SUD Grinder Pump Fee Complaints Continue
by Leslie Lytle, Messenget Staff Writer
At the Feb. 24 Sewanee Utility District Board of Commissioners meeting, SUD customer Ron Summers appeared before the board a second time objecting to the grinder pump fees established by the board in November 2024. The $8 monthly fee for customers with grinder pumps offsets the cost of maintaining and replacing the pumps, $40,000 annually according to SUD Manager Ben Beavers. When Summers addressed the board in December of 2024, he lacked written evidence to document his claim that he was told when he paid for the pump and installation, cost $3,000, future maintenance and replacement costs would fall to SUD. At the Feb. 24 meeting, Summers came armed with a letter from SUD customer Marvin Pate supporting his argument that he should not be charged a monthly maintenance fee. Summers also cited former SUD manager Kevin Gilliam as being in full agreement.
When Summers bought his home in early 2000, a septic tank system handled waste. Regulations required Summers to connect to public sewer and to install a grinder pump. Beavers explained that for most of SUD’s 700 sewer customers, gravity flow sufficed to transport waste, but approximately 200 required a grinder pump to move waste to the main line.
Pate read about Summers’ initial complaint to the SUD board in the December 2024 Messenger and wrote to Beavers and the board confirming Summers’ argument that once he paid for the pump and installation, he would have no additional charges. “I support his statements,” Pate wrote, “as they exactly match the understanding that I was given when I was required to install a grinder pump at 692 Hat Rock Road, at the time I built a new house there around the year 2000.”

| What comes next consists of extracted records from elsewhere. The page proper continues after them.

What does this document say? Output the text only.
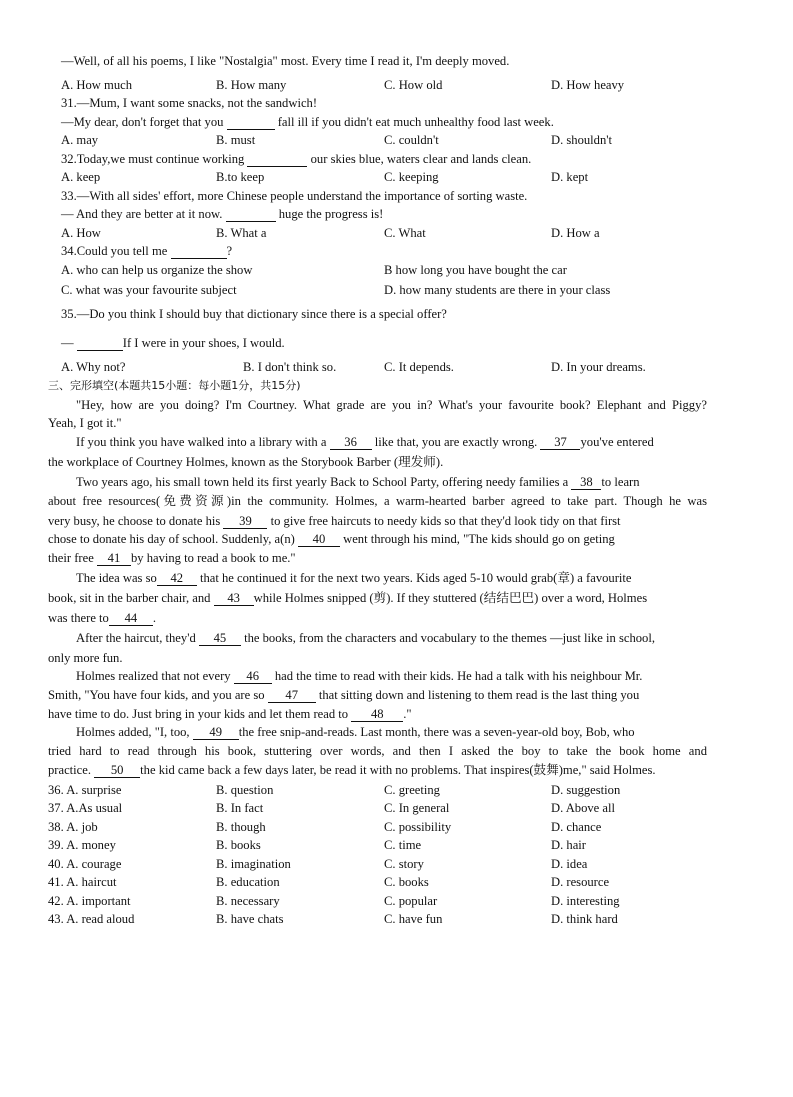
—Well, of all his poems, I like "Nostalgia" most. Every time I read it, I'm deeply moved.
A. How much	B. How many	C. How old	D. How heavy
31.—Mum, I want some snacks, not the sandwich!
—My dear, don't forget that you	fall ill if you didn't eat much unhealthy food last week.
A. may	B. must	C. couldn't	D. shouldn't
32.Today,we must continue working	our skies blue, waters clear and lands clean.
A. keep	B.to keep	C. keeping	D. kept
33.—With all sides' effort, more Chinese people understand the importance of sorting waste.
— And they are better at it now.	huge the progress is!
A. How	B. What a	C. What	D. How a
34.Could you tell me	?
A. who can help us organize the show	B how long you have bought the car
C. what was your favourite subject	D. how many students are there in your class
35.—Do you think I should buy that dictionary since there is a special offer?
—	If I were in your shoes, I would.
A. Why not?	B. I don't think so.	C. It depends.	D. In your dreams.
三、完形填空(本题共15小题：每小题1分，共15分)
"Hey, how are you doing? I'm Courtney. What grade are you in? What's your favourite book? Elephant and Piggy?
Yeah, I got it."
If you think you have walked into a library with a 36 like that, you are exactly wrong. 37 you've entered
the workplace of Courtney Holmes, known as the Storybook Barber (理发师).
Two years ago, his small town held its first yearly Back to School Party, offering needy families a 38 to learn
about free resources(免费资源)in the community. Holmes, a warm-hearted barber agreed to take part. Though he was
very busy, he choose to donate his 39 to give free haircuts to needy kids so that they'd look tidy on that first
chose to donate his day of school. Suddenly, a(n) 40 went through his mind, "The kids should go on geting
their free 41 by having to read a book to me."
The idea was so 42 that he continued it for the next two years. Kids aged 5-10 would grab(章) a favourite
book, sit in the barber chair, and 43 while Holmes snipped (剪). If they stuttered (结结巴巴) over a word, Holmes
was there to 44 .
After the haircut, they'd 45 the books, from the characters and vocabulary to the themes —just like in school,
only more fun.
Holmes realized that not every 46 had the time to read with their kids. He had a talk with his neighbour Mr.
Smith, "You have four kids, and you are so 47 that sitting down and listening to them read is the last thing you
have time to do. Just bring in your kids and let them read to 48 ."
Holmes added, "I, too, 49 the free snip-and-reads. Last month, there was a seven-year-old boy, Bob, who
tried hard to read through his book, stuttering over words, and then I asked the boy to take the book home and
practice. 50 the kid came back a few days later, be read it with no problems. That inspires(鼓舞)me," said Holmes.
36. A. surprise	B. question	C. greeting	D. suggestion
37. A.As usual	B. In fact	C. In general	D. Above all
38. A. job	B. though	C. possibility	D. chance
39. A. money	B. books	C. time	D. hair
40. A. courage	B. imagination	C. story	D. idea
41. A. haircut	B. education	C. books	D. resource
42. A. important	B. necessary	C. popular	D. interesting
43. A. read aloud	B. have chats	C. have fun	D. think hard
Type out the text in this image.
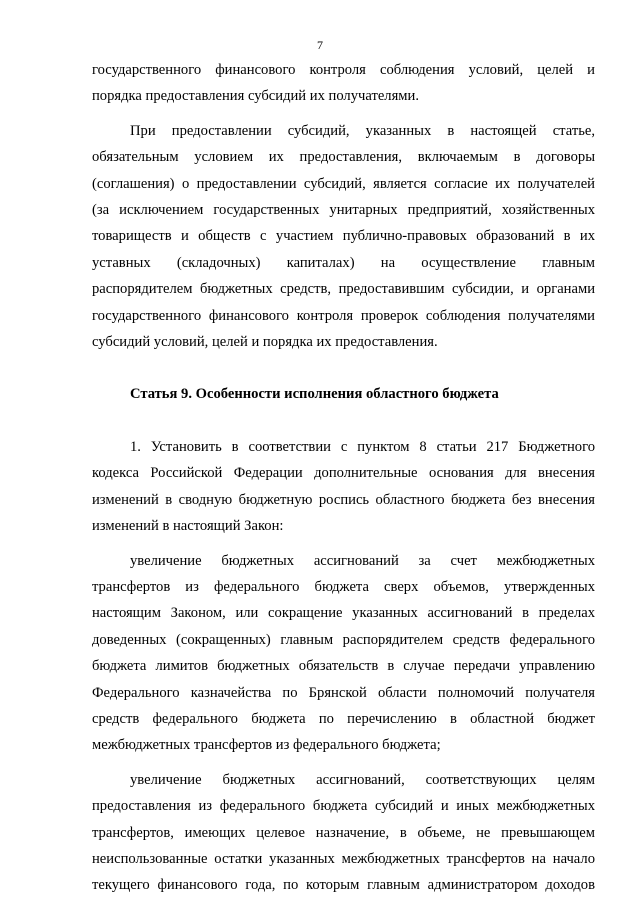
7
государственного финансового контроля соблюдения условий, целей и
порядка предоставления субсидий их получателями.
При предоставлении субсидий, указанных в настоящей статье,
обязательным условием их предоставления, включаемым в договоры
(соглашения) о предоставлении субсидий, является согласие их получателей
(за исключением государственных унитарных предприятий, хозяйственных
товариществ и обществ с участием публично-правовых образований в их
уставных (складочных) капиталах) на осуществление главным
распорядителем бюджетных средств, предоставившим субсидии, и органами
государственного финансового контроля проверок соблюдения получателями
субсидий условий, целей и порядка их предоставления.

Статья 9. Особенности исполнения областного бюджета

1. Установить в соответствии с пунктом 8 статьи 217 Бюджетного
кодекса Российской Федерации дополнительные основания для внесения
изменений в сводную бюджетную роспись областного бюджета без внесения
изменений в настоящий Закон:
увеличение бюджетных ассигнований за счет межбюджетных
трансфертов из федерального бюджета сверх объемов, утвержденных
настоящим Законом, или сокращение указанных ассигнований в пределах
доведенных (сокращенных) главным распорядителем средств федерального
бюджета лимитов бюджетных обязательств в случае передачи управлению
Федерального казначейства по Брянской области полномочий получателя
средств федерального бюджета по перечислению в областной бюджет
межбюджетных трансфертов из федерального бюджета;
увеличение бюджетных ассигнований, соответствующих целям
предоставления из федерального бюджета субсидий и иных межбюджетных
трансфертов, имеющих целевое назначение, в объеме, не превышающем
неиспользованные остатки указанных межбюджетных трансфертов на начало
текущего финансового года, по которым главным администратором доходов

Pate cited Kevin Gilliam, then the SUD manager, as the person who made him aware of the terms of the arrangement. Summers recently met with Gilliam. Summers said Gilliam concurred with what he and Pate claimed and advised him, “Get the board to have a vote, and you can stop it.”
“We’re not unsympathetic,” said SUD Board President Charlie Smith. “State law says we have to operate at a profit. Either we have to go up on everybody or—.”
“Why don’t you do that?” Summers asked. “This is not my fault. I pay 25 percent extra for having a grinder pump when it was already paid for. If you have a problem with the money the pumps are costing, go up on everybody. I didn’t want that grinder pump. I was forced to get that grinder pump. It’s not fair me paying 25 percent more for my water.”
Summers cited other customers whose recollection of the agreement with SUD at the time of installing the pump matched his. He acknowledged several years ago SUD replaced his disabled pump at no cost to him. Beavers said new pumps cost $1,500-$1,600.
In regular business, new commissioner Amanda Bailey was sworn in to serve a four-year term. The board reelected Smith to serve as president and Clay Yeatman to serve as secretary for 2026.